Я заметил перемену ритма в движении поезда. Тормоза заскрипели, вагоны вздрогнули и столкнулись. Действительность уже захватывала своим шумом и гамом. Я увидал сквозь закоптелое окно вагона, электрические огни, освещавшие со своих высоких мачт серый туман, целый ряд пустых вагонов, мелькнувших на запасных путях, потом стрелку, зеленые и красные огни которой пронизывали мрачные сумерки Лондона. Я снова посмотрел на его осунувшееся лицо.
— Он воткнул мне саблю в сердце. С каким-то изумлением, не страхом, не болью, но именно изумлением почувствовал я, как сабля проткнула меня, как она прошла сквозь мое тело. Мне не было больно, знаете, мне совсем не было больно.

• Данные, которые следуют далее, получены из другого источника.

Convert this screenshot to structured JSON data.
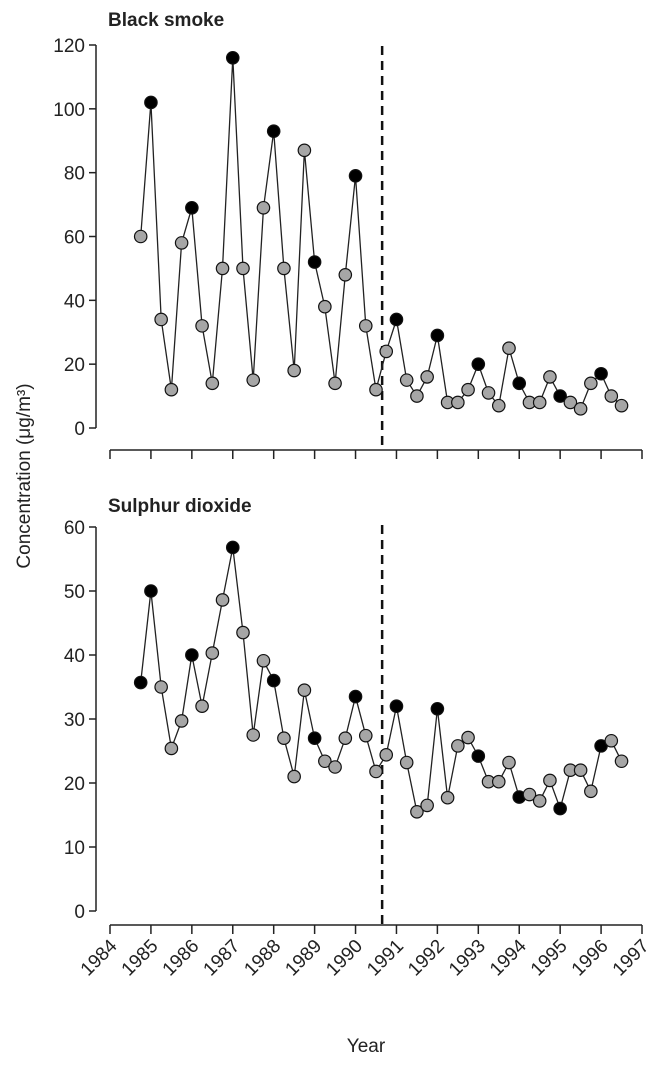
{
  "chart_data": [
    {
      "type": "scatter",
      "title": "Black smoke",
      "ylim": [
        0,
        120
      ],
      "yticks": [
        0,
        20,
        40,
        60,
        80,
        100,
        120
      ],
      "xlim": [
        1984,
        1997
      ],
      "reference_line_x": 1990.65,
      "point_colors": {
        "grey": "#a6a6a6",
        "black": "#000000"
      },
      "series": [
        {
          "x": [
            1984.75,
            1985.0,
            1985.25,
            1985.5,
            1985.75,
            1986.0,
            1986.25,
            1986.5,
            1986.75,
            1987.0,
            1987.25,
            1987.5,
            1987.75,
            1988.0,
            1988.25,
            1988.5,
            1988.75,
            1989.0,
            1989.25,
            1989.5,
            1989.75,
            1990.0,
            1990.25,
            1990.5,
            1990.75,
            1991.0,
            1991.25,
            1991.5,
            1991.75,
            1992.0,
            1992.25,
            1992.5,
            1992.75,
            1993.0,
            1993.25,
            1993.5,
            1993.75,
            1994.0,
            1994.25,
            1994.5,
            1994.75,
            1995.0,
            1995.25,
            1995.5,
            1995.75,
            1996.0,
            1996.25,
            1996.5
          ],
          "y": [
            60,
            102,
            34,
            12,
            58,
            69,
            32,
            14,
            50,
            116,
            50,
            15,
            69,
            93,
            50,
            18,
            87,
            52,
            38,
            14,
            48,
            79,
            32,
            12,
            24,
            34,
            15,
            10,
            16,
            29,
            8,
            8,
            12,
            20,
            11,
            7,
            25,
            14,
            8,
            8,
            16,
            10,
            8,
            6,
            14,
            17,
            10,
            7
          ],
          "fill": [
            "grey",
            "black",
            "grey",
            "grey",
            "grey",
            "black",
            "grey",
            "grey",
            "grey",
            "black",
            "grey",
            "grey",
            "grey",
            "black",
            "grey",
            "grey",
            "grey",
            "black",
            "grey",
            "grey",
            "grey",
            "black",
            "grey",
            "grey",
            "grey",
            "black",
            "grey",
            "grey",
            "grey",
            "black",
            "grey",
            "grey",
            "grey",
            "black",
            "grey",
            "grey",
            "grey",
            "black",
            "grey",
            "grey",
            "grey",
            "black",
            "grey",
            "grey",
            "grey",
            "black",
            "grey",
            "grey"
          ]
        }
      ]
    },
    {
      "type": "scatter",
      "title": "Sulphur dioxide",
      "ylim": [
        0,
        60
      ],
      "yticks": [
        0,
        10,
        20,
        30,
        40,
        50,
        60
      ],
      "xlim": [
        1984,
        1997
      ],
      "xticks": [
        1984,
        1985,
        1986,
        1987,
        1988,
        1989,
        1990,
        1991,
        1992,
        1993,
        1994,
        1995,
        1996,
        1997
      ],
      "xlabel": "Year",
      "reference_line_x": 1990.65,
      "point_colors": {
        "grey": "#a6a6a6",
        "black": "#000000"
      },
      "series": [
        {
          "x": [
            1984.75,
            1985.0,
            1985.25,
            1985.5,
            1985.75,
            1986.0,
            1986.25,
            1986.5,
            1986.75,
            1987.0,
            1987.25,
            1987.5,
            1987.75,
            1988.0,
            1988.25,
            1988.5,
            1988.75,
            1989.0,
            1989.25,
            1989.5,
            1989.75,
            1990.0,
            1990.25,
            1990.5,
            1990.75,
            1991.0,
            1991.25,
            1991.5,
            1991.75,
            1992.0,
            1992.25,
            1992.5,
            1992.75,
            1993.0,
            1993.25,
            1993.5,
            1993.75,
            1994.0,
            1994.25,
            1994.5,
            1994.75,
            1995.0,
            1995.25,
            1995.5,
            1995.75,
            1996.0,
            1996.25,
            1996.5
          ],
          "y": [
            35.7,
            50,
            35,
            25.4,
            29.7,
            40,
            32,
            40.3,
            48.6,
            56.8,
            43.5,
            27.5,
            39.1,
            36,
            27,
            21,
            34.5,
            27,
            23.4,
            22.5,
            27,
            33.5,
            27.4,
            21.8,
            24.4,
            32,
            23.2,
            15.5,
            16.5,
            31.6,
            17.7,
            25.8,
            27.1,
            24.2,
            20.2,
            20.2,
            23.2,
            17.8,
            18.2,
            17.2,
            20.4,
            16,
            22,
            22,
            18.7,
            25.8,
            26.6,
            23.4
          ],
          "fill": [
            "black",
            "black",
            "grey",
            "grey",
            "grey",
            "black",
            "grey",
            "grey",
            "grey",
            "black",
            "grey",
            "grey",
            "grey",
            "black",
            "grey",
            "grey",
            "grey",
            "black",
            "grey",
            "grey",
            "grey",
            "black",
            "grey",
            "grey",
            "grey",
            "black",
            "grey",
            "grey",
            "grey",
            "black",
            "grey",
            "grey",
            "grey",
            "black",
            "grey",
            "grey",
            "grey",
            "black",
            "grey",
            "grey",
            "grey",
            "black",
            "grey",
            "grey",
            "grey",
            "black",
            "grey",
            "grey"
          ]
        }
      ]
    }
  ],
  "shared_ylabel": "Concentration (μg/m³)"
}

Показались желтые огни платформы, замелькали сперва быстро, затем медленнее, и остановились после сильного толчка. Неясные фигуры людей двигались взад и вперед по платформе.
— Юстон! — крикнул какой-то голос.
— Что вы сказали? Я не чувствовал ни боли, ни острого жгучего укола, только изумление, потом все окутала темнота. Разгоряченное, грубое лицо передо мной — лицо того, кто меня убил, — как будто удалялось. Затем оно совсем исчезло…
— Юстон! — взывали голоса снаружи. — Юстон!
Дверь вагона отворилась, впуская целый поток звуков, носильщик стоял перед нами и ждал. Треск захлопывающихся дверей, стук от подков извозчичьих лошадей, и сквозь все это — издали — неопределенный грохот лондонской мостовой. Тележка с зажженными фонарями мелькнула на платформе.
— Потом разверзлась тьма, целый поток тьмы разлился и поглотил все.
— Ваш багаж, сударь? — поинтересовался носильщик.
— И это был конец? — спросил я.
Он, очевидно, был в нерешительности. Наконец почти беззвучно ответил:
— Нет.
— Так что же?
— Я не мог к ней приблизиться. Она была на другой стороне храма. Потом…
— Ну, что же? — настаивал я.
— Кошмар! — крикнул он. — Именно кошмар! Боже мой! Гигантские птицы раздирали ее на куски и дрались между собой!